Canon 5D Mark II + Zeiss 85mm f/1.4 - though I realise most people won't have access to such cameras, a regular DSLR still gives huge advantages in focusing and sensor size, better pictures and easier shooting. You'll have to sneak them in though. I packed mine in a sleeping bag ;)
 
Canon 5D Mark II + Zeiss 85mm f/1.4 - though I realise most people won't have access to such cameras, a regular DSLR still gives huge advantages in focusing and sensor size, better pictures and easier shooting. You'll have to sneak them in though. I packed mine in a sleeping bag ;)

Thanks so much, that's the kind of stuff I'm looking for. I just want to go slightly manual on a point and shoot, I simply cannot be turned away with my DSLR if I decide to take it to GA and wait in line from 6am to be told "sorry, you can't bring that camera in".

Would you recommend going Aperture Priority or Shutter Priority? What would you set your shutter/fstop to if you did?
 
Would you recommend going Aperture Priority or Shutter Priority? What would you set your shutter/fstop to if you did?

I shoot manual mostly, I don't know if modern point-and-shoots allow you to.
I'd keep the aperture wide open 90% of the time, unless a band member comes really close along the catwalk or something, then you're shooting from a distance and you need as much light as possible. You're looking to get a shutterspeed around 1/100th of a second or thereabouts.
The main problem with point-and-shoot cameras and concert photography is that it the focusing is done through the sensor, which in low-light conditions can be extremely slow and cause a lag between pressing the button and taking the picture. The new 'EVIL's (electronic viewfinder, interchangeable lens) cameras, such as the Olympus PEN or the Sony NEX bring some added control to the situation - they still focus through the sensor, but fortunately you can do manual focus via the lens, which allows you to take pictures much faster.

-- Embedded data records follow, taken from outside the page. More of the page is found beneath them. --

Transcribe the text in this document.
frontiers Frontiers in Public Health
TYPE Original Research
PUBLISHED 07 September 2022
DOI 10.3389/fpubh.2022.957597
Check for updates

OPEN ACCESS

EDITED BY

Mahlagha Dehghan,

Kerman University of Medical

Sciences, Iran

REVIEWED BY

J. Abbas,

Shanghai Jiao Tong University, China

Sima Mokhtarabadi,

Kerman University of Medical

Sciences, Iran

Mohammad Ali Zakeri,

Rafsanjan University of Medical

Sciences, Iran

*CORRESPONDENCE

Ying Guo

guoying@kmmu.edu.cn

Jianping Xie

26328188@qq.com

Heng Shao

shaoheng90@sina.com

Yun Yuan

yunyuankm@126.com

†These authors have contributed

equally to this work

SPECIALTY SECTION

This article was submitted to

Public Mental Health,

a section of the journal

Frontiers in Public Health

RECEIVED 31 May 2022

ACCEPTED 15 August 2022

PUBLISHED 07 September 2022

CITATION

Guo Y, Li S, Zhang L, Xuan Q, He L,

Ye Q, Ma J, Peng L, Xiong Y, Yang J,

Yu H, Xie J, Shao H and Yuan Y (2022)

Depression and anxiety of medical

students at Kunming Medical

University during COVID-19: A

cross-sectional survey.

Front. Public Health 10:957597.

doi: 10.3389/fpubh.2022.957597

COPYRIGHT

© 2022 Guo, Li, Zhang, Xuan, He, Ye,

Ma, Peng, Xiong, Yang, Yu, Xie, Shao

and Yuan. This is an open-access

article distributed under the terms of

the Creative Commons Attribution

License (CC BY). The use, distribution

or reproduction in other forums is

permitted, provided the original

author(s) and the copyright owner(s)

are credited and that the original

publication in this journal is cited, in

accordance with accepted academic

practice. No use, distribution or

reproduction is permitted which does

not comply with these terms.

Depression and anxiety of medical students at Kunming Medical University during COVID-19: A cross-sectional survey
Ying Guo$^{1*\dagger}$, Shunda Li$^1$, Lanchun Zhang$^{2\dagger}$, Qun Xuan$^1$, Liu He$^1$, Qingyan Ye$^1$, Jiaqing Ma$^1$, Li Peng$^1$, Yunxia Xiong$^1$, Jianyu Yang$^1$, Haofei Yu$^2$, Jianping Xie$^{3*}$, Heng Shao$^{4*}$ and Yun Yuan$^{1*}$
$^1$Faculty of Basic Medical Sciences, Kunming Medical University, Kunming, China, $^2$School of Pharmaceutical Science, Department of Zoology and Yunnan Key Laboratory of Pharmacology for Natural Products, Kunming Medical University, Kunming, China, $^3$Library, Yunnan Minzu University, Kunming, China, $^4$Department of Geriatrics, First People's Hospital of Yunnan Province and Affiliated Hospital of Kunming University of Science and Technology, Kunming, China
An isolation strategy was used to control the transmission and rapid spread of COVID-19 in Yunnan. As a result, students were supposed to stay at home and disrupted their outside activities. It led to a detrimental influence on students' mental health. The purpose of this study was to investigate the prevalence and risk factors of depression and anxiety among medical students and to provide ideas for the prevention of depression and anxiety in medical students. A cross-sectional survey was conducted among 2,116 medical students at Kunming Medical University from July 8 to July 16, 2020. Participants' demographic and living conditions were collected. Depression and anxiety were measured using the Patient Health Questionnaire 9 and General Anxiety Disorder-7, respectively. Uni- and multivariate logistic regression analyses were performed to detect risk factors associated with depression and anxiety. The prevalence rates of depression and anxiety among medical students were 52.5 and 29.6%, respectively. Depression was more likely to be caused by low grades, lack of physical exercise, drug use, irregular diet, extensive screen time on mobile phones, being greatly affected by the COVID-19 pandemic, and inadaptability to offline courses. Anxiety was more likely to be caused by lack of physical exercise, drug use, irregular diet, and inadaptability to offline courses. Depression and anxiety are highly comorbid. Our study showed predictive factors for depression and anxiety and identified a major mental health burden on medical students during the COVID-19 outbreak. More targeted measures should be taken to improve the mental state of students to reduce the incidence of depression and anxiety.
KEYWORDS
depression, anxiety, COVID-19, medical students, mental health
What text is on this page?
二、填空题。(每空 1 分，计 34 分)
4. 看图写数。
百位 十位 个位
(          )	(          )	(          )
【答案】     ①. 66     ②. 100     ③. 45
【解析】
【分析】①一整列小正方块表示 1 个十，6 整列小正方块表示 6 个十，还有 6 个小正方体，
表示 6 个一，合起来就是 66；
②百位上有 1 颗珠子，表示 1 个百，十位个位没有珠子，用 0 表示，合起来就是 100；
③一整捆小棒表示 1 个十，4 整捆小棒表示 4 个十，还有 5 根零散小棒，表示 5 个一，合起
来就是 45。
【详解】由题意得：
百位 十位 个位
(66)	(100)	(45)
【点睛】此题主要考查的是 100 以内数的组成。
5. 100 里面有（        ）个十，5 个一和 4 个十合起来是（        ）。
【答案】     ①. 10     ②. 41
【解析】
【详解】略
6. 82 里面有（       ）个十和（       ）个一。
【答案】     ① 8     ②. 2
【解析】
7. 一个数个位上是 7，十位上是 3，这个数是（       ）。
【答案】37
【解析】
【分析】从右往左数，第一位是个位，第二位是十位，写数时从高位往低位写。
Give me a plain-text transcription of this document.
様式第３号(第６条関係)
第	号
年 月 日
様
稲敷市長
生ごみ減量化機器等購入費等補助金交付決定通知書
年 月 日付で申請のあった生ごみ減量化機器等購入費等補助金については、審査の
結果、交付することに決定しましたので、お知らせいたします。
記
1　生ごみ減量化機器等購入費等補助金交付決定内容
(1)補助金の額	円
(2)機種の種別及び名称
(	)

I still say bring your DSLR - there are dozens of other advantages, most of which concern image quality. The bigger the sensor, the better the images, period. And the smallest DSLR sensors weigh in at about eight times the size of the biggest point and shoot sensors.
 
I just bought a new Canon Powershot SX210IS for 2011, anyone else have one?

EdgeFest, how do you like the SX210 so far? I'm trying to decide between that and the Panasonic Lumix ZS7 to take when I'm doing GA. There are quite a few places that have a sale on cameras right now. My current camera has great zoom but it weighs a ton, and it got beat up during the times I took it to GA in 2009. So I'm saving that only for when I'm sitting so far away from the stage.
 
EdgeFest, how do you like the SX210 so far? I'm trying to decide between that and the Panasonic Lumix ZS7 to take when I'm doing GA. There are quite a few places that have a sale on cameras right now. My current camera has great zoom but it weighs a ton, and it got beat up during the times I took it to GA in 2009. So I'm saving that only for when I'm sitting so far away from the stage.

I got a Panasonic Lumix Zs7 right before Auckland and I love it. It takes awesome videos and has a great mic. My videos from Auckland are spectacular!!
 
^Thanks, Rosa. I've heard people say really good things about the ZS7. The video and mic would be a great feature to have. The only reason I'm also looking at the Canon sx210 is because of its slightly higher zoom. Canon is also coming out with the sx230 very soon. It will also have GPS features, but will still be in the mid $300 range since it's new. I think I'll shop around for the ZS7.

pepokiss, the sx30 looks awesome! My current Sony camera is also about that size and although it served its purpose well for the high zoom, it's really heavy to lug around in GA.